Popular web servers like Apache and nginx support the Range: bytes header, but WebHDFS, the standard HTTP server for content on HDFS, does not. It does support requesting ranges of bytes in a file, however, but it does so using its own URL parameters. IGV does not know about these parameters, so it can’t speak directly to WebHDFS.

We can solve this problem by building an adapter. And that’s exactly what igv-httpfs is.

igv-httpfs exports a WSGI server which understands Range: bytes HTTP headers and converts them to appropriate HTTP requests to WebHDFS. This allows IGV to load files from HDFS.

igv-httpfs also sets appropriate CORS headers so that web-based genome visualizations such as BioDalliance which make cross-origin XHRs can enjoy the same benefits.

As with any WSGI app, we recommend running igv-httpfs behind a WSGI HTTP server (we use gunicorn) and an HTTP server (we use nginx). This improves performance and lets you enable gzip compression, an essential optimization for serving genomic data over the network.
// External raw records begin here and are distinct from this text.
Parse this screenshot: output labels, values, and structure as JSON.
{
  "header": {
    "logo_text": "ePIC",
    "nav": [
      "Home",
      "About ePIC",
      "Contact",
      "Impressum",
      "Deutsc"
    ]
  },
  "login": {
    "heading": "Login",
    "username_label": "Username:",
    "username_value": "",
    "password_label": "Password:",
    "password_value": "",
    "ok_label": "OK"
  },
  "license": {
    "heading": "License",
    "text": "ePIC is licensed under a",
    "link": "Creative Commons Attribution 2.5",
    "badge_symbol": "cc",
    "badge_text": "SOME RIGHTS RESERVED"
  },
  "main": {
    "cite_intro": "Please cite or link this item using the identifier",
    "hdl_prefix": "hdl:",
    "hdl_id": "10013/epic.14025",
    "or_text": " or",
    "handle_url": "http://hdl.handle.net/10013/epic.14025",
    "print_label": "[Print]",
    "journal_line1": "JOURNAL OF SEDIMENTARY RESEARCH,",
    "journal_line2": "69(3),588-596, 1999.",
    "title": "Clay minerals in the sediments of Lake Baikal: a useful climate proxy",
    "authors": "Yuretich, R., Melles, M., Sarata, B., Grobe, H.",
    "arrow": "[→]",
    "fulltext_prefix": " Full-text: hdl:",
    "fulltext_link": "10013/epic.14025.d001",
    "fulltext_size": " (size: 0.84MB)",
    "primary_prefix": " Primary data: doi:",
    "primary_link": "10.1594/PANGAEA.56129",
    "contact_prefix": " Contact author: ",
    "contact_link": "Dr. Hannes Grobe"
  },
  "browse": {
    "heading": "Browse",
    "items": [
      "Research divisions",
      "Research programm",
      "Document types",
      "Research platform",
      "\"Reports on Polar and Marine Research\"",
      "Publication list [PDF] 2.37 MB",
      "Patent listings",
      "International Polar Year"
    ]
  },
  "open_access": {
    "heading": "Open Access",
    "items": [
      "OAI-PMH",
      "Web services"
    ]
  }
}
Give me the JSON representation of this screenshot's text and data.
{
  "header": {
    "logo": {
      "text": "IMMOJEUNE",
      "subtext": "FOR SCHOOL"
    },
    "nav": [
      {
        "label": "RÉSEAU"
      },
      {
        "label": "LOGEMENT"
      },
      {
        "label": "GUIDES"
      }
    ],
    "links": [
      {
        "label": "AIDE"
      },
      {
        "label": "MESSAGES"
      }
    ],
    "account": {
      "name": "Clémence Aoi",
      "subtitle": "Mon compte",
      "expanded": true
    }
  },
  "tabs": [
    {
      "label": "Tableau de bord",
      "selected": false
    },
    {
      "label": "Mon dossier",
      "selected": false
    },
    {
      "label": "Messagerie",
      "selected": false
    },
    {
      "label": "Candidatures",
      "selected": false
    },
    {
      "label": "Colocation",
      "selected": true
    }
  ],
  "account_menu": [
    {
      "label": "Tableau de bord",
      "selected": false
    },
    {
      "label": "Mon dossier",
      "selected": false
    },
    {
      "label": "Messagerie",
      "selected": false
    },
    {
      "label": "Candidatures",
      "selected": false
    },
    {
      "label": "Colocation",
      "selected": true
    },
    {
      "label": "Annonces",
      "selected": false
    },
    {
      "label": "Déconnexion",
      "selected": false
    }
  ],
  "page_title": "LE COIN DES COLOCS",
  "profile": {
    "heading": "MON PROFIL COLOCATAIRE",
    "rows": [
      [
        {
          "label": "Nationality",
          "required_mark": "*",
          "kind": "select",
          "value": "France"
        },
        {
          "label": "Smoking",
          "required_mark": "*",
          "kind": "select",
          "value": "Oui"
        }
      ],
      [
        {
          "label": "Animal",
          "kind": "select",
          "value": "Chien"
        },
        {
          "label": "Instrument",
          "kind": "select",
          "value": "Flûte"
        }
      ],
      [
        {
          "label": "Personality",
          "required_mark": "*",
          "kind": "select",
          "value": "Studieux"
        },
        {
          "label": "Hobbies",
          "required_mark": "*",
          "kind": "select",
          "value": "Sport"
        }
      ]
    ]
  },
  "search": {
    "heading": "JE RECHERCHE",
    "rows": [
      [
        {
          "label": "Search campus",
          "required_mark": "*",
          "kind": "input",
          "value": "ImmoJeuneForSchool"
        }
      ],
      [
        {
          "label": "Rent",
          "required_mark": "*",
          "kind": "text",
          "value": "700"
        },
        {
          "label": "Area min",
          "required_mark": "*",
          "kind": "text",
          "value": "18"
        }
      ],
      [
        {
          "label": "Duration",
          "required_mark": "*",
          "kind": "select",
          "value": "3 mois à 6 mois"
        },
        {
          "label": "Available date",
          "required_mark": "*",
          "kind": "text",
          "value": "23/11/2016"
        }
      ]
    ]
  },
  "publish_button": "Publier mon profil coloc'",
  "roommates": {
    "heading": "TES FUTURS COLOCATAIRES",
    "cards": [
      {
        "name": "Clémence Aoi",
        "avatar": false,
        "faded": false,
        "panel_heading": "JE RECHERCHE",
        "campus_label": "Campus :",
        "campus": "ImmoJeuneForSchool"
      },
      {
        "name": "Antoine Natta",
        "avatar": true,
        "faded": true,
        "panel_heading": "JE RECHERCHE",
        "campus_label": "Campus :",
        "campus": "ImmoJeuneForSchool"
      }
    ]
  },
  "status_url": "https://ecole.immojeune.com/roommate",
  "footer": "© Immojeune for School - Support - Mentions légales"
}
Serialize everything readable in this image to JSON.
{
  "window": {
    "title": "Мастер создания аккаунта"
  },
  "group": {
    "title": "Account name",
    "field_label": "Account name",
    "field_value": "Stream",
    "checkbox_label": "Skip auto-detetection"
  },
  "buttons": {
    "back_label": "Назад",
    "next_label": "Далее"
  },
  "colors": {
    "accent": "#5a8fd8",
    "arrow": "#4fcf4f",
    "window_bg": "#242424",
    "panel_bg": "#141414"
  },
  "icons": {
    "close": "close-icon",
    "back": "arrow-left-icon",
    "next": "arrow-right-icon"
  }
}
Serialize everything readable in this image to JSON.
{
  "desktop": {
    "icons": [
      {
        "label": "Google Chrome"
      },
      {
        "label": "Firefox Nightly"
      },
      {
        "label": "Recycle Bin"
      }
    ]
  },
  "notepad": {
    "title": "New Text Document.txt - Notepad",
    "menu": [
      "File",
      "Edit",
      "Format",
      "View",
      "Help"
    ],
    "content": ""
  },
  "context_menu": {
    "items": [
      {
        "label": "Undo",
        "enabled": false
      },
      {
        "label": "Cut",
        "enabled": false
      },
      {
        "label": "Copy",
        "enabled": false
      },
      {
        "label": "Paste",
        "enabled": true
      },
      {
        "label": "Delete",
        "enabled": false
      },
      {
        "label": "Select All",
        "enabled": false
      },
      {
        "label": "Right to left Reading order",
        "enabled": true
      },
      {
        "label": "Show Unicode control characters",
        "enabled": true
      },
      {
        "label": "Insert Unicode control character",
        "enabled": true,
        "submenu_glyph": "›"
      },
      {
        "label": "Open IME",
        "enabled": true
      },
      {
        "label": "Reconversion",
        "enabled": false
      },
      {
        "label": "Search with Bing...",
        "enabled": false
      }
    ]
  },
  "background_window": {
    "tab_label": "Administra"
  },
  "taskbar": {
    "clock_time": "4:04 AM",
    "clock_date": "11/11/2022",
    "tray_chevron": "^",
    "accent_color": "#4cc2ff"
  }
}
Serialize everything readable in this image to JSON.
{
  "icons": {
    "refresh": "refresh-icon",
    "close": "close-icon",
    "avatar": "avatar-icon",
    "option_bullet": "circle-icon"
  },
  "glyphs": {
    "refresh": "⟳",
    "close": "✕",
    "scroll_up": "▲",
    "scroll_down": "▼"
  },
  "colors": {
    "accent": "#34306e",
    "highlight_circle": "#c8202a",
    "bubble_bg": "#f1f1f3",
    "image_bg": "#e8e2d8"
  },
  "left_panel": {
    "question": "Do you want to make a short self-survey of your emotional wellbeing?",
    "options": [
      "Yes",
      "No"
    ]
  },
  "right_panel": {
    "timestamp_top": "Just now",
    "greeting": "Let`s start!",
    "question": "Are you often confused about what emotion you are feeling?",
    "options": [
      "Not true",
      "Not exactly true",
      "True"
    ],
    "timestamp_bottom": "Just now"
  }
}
Update (2015-12-14): Another approach to serving HDFS content over HTTP is to create an NFS mount for the HDFS file system, say at /hdfs. With this in place, you can serve HDFS files using a standard HTTP server like nginx or Apache. Some care is required to correctly support CORS, caching and bioinformatics MIME types, but support for range requests comes built-in. You can use our nginx configuration as a template.